What can this possibly mean, my dear friends, if not that we too are called to enter this awesome mystery of the sacrifice of God, first of all by honouring the Presence and the Sacrifice that makes it possible, but also by offering ourselves with Him? Jesus Our Saviour gives Himself to us under the appearances of death and suffering. He brings to us in the Holy Mass and Holy Communion all the power of His death, and He therefore makes it possible for us to so become one with Him that we can each say in truth: this is my body broken, this is my blood poured out.
Each of us can offer ourselves with and through Christ who is the perfect offering to God. In such a way, when our energies are challenged by burdens laid on our shoulders, when things do not go as planned, when someone does not follow through with their word to help us, and another falsely condemns us; when our body aches and our heart is tormented, and especially when we can see no distant light for the depth of the darkness we seem locked into, then we need to remind ourselves that we are nourished with the sacrificial death of the Son of God.
Such is ultimately the reason for which Christ wanted the Eucharist to be much, much more than a symbol of His love for us, a simple memorial of what He did for us. That was not enough for the Heart of Christ. He wanted more. And the more He wanted was to make it possible for every generation of the faithful, for each and every Christian, to be offered up, to be subsumed in His eternal sacrifice, and thus become an eternal offering to the glory of the Father. This is why St Thomas tells us that the Holy Eucharist contains totum Christum passum – Christ whole and entire with all that He suffered. Such is the Christ we receive in Holy Communion. Such is the Christ reposing in the tabernacle.
When we come to understand these things, then we no longer need anyone to explain to us why the Church puts so much effort into the celebration of the sacred mysteries, why she so lavishly adorns her priests and her altars, why this very evening, as we accompany the sacred body of Our Lord to the altar of repose, we do so with such love and tender devotion in our hearts, and will make efforts to keep Him company this night.

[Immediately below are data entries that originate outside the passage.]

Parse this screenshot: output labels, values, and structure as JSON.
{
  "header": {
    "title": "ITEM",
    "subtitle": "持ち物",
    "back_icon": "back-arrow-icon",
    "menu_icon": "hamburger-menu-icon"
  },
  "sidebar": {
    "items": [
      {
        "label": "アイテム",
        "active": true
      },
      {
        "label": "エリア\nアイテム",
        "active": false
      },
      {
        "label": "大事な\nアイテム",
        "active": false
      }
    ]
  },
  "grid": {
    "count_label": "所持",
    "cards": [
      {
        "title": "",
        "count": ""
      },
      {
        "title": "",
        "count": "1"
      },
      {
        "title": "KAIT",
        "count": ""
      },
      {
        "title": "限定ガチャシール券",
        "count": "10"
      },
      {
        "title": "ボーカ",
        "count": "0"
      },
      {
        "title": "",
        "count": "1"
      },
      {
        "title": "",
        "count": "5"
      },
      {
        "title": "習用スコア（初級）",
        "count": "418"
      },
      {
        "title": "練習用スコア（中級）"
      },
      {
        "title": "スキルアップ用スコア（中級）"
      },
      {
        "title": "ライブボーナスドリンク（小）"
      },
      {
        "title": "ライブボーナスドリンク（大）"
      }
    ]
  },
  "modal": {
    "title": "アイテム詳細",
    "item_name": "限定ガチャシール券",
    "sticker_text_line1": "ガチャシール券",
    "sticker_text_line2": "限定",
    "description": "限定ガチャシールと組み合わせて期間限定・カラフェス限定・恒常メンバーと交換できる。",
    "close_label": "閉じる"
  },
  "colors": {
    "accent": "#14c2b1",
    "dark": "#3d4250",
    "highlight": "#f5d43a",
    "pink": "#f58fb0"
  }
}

On this altar is made present once again the central event of human history, which is the sacrifice of the God-Man. On this altar each of us is invited to place ourselves, or rather, to allow ourselves to be placed by Christ Himself. In that way, along with the totum Christum passum, there will also be tota Ecclesia patiens, the Church, full and entire, with all her sufferings and trials. Si compatimur, conglorificemur – if we suffer with Him we will be glorified with Him.